If you’re suffering from Endometriosis or experiencing symptoms, seek medical advice from your doctor for diagnosis and treatment options.
Lena Dunham, creator and star of the television series Girls, announced in 2015 she was taking a break from promoting the new season for health reasons. Dunham has been suffering from endometriosis, a disease affecting one out of ten women of menstruating age, since her first period.
After her Facebook announcement, several news outlets published some basic facts about the common yet misunderstood illness. While most got it right, CNN made the incorrect claim that hysterectomy is the “only absolute cure” for the condition – a claim that has since been removed from the site.
Yet CNN retained several incorrect statements, including that endometriosis is a condition mostly affecting women in their 30s and 40s.
CNN’s mistakes are unfortunate but not surprising. Endometriosis is typified by a high degree of uncertainty, making even a basic summary difficult. This latest incident is further proof it’s a neglected, gendered and politicised disease that needs to be taken more seriously by academics doctors and others, alike.
What is endometriosis?
Endometriosis is most often defined as a chronic gynaecological condition, where endometrial-type tissue grows outside the uterus.
It can occur in all women of menstruating age. Stating that it affects mainly those in their 30s and 40s is concerning as endometriosis isn’t always suspected or investigated among younger women, and studies consistently show lengthy delays to diagnosis.

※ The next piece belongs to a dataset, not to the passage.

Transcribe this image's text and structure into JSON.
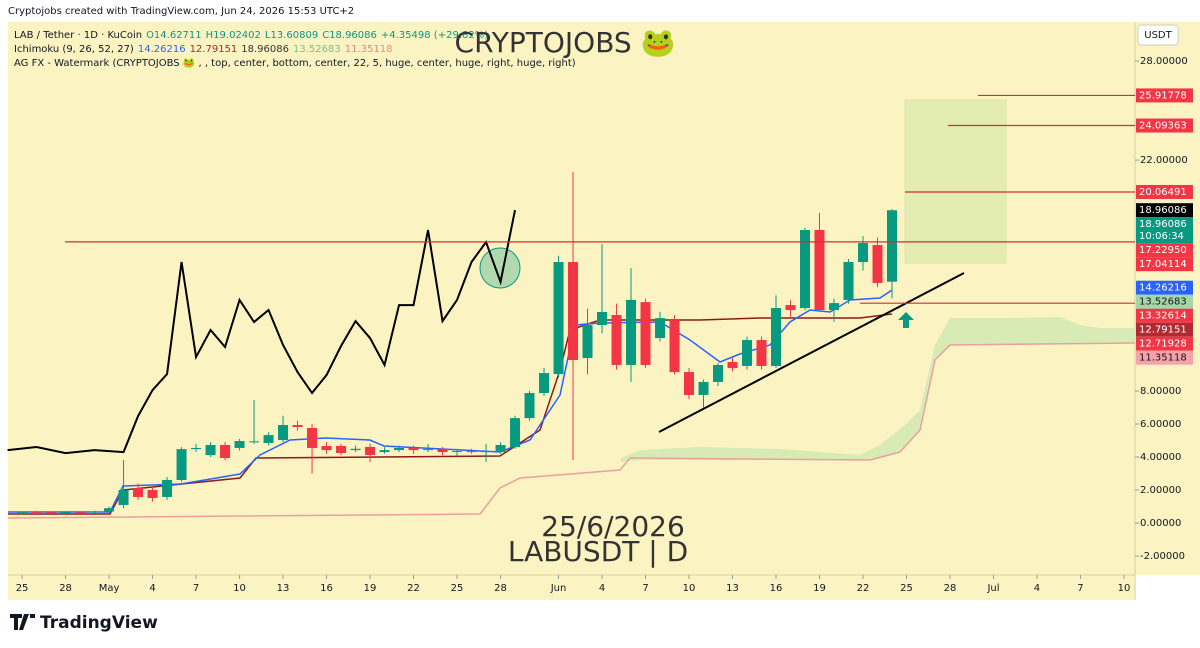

If a woman hasn’t fallen pregnant by the end of her menstrual cycle, the tissue lining her uterus sheds (the period). In women with endometriosis, it seems the tissue located outside the uterus also bleeds and swells. Lesions, cysts and nodules can develop, often causing severe cramping, bleeding and pain.
The condition can lead to infertility, although it’s unclear how this occurs.
Although contraceptive pills and, more drastically, removal of the uterus (hysterectomy) can sometimes ease the symptoms, there is currently no cure for endometriosis.
The ‘disease of theories’
According to some, endometriosis is relatively new, first discovered in 1860 by a Bohemian physician named von Rokitansky.
Others think it has affected women for millennia. For instance, the ancient condition of 'hysteria' was the first mental disorder attributed exclusively to women. Hysterical women often exhibited symptoms common to endometriosis. These included nervousness, sexual desire, insomnia, heaviness in the abdomen, muscle spasm, shortness of breath and irritability.